The key benefit of this type of welding is that it can be performed without temporarily switching off the pipeline and it avoids environmental damage and the venting quantities of greenhouse gases, such as methane.

Mechanical bolt-on clamps or structural clamps are designed to encapsulate damaged or leaking pipes and restore pressure integrity through mechanical seals engaging on the sound parent pipeline sections.

Faster and less costly pipe grinding is used to produce a smooth surface and remove any harm for stress concentrations of defects and microcracks.

Once a decision to repair a fault has been made, a decision on the most suitable method of repair must be made.

External factors such as timing, material availability, regulatory requirements and potential environmental issues will all influence the choice alongside the technical issues and the advantages and disadvantages of repair solutions.

  •     The size of the damage will be a major factor in determining the best repair option.
  •    The availability of resources to repair the damage is also important. For example, some repair methods require customized solutions, such as bespoke mechanical bolt-on clamps designed for a specific task.

Customization is more costly in time and money. Likewise, the availability of expert contractors for some repairs such as welding are regulated so that only qualified and experienced welders can be employed to complete the task. In addition, managers will be influenced by how quickly all the required repair logistics can be assembled to complete the task at hand.

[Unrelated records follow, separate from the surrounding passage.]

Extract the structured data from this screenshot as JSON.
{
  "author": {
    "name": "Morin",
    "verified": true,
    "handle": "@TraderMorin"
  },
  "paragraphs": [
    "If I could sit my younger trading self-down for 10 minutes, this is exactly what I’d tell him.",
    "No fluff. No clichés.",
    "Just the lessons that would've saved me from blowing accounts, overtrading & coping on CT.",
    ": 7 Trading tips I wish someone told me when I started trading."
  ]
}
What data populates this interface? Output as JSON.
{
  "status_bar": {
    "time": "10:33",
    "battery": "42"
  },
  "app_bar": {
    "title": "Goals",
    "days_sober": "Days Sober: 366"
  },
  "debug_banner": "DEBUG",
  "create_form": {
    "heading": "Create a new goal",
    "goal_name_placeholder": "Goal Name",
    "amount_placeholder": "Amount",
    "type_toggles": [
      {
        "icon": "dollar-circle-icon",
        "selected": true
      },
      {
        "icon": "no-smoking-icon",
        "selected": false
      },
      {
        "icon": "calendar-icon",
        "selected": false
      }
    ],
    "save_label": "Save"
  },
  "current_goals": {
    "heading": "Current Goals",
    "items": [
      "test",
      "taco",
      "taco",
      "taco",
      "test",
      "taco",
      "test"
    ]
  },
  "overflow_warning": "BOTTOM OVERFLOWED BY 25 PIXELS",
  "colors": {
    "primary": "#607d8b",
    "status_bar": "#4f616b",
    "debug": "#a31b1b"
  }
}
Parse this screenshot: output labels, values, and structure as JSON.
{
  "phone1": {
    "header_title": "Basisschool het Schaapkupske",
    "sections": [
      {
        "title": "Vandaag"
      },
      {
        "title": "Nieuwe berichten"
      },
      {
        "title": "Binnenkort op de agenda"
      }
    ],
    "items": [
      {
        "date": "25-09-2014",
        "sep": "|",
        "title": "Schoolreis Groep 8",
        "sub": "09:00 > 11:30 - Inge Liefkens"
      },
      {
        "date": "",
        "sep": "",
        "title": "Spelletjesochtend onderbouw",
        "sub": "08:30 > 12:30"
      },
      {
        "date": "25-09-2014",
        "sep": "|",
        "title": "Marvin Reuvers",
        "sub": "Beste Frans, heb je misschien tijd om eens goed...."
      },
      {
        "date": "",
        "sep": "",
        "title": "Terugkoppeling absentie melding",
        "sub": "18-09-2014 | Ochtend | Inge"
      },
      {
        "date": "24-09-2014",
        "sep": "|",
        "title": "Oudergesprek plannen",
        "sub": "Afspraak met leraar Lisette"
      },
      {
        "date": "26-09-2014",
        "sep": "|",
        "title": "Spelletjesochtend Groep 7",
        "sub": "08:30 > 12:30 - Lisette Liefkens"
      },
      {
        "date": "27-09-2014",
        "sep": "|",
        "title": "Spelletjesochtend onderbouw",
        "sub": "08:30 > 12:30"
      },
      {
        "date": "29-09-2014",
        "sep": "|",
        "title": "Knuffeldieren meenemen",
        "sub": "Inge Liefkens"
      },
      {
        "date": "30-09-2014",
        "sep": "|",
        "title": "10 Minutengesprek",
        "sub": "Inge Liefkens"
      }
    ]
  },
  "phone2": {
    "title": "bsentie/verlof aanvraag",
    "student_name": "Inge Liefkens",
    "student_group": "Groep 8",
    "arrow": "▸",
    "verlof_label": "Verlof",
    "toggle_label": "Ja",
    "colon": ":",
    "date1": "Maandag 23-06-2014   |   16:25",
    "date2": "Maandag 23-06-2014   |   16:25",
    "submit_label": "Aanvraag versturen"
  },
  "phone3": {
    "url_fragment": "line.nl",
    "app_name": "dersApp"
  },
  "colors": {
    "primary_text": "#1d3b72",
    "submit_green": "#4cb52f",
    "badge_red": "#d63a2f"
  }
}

Consideration of the best type of repair involves technical issues such as:

  1. What degree of damage is affecting the welds that join the pipeline sections? For example, there is a 3% dent with a 5% strain affecting a brittle weld in a gas pipeline.

The options for repair include replacing the cylinder or installing either a Type B sleeve or mechanical bolt-on clamp. For the same dent affecting a ductile weld, other installations are acceptable, including a composite sleeve, a Type A sleeve or a hot tap.

  1. If the pipeline is leaking, current repair options include replacement with a Type B sleeve or even mechanical bolt-on clamps. Although in some scenarios, the damaged portion can be removed by using a hot tap.
  2. Where it is possible for the pipe section to be closed and the flow diverted using an alternative pipe, the best option is to replace the damaged section with a new cylinder.

Pipelines and their contents are the lifeblood of a modern economy, making it vital that their integrity and safety are paramount. This requires regular inspections, maintenance and suitable repairs throughout the life of each pipeline.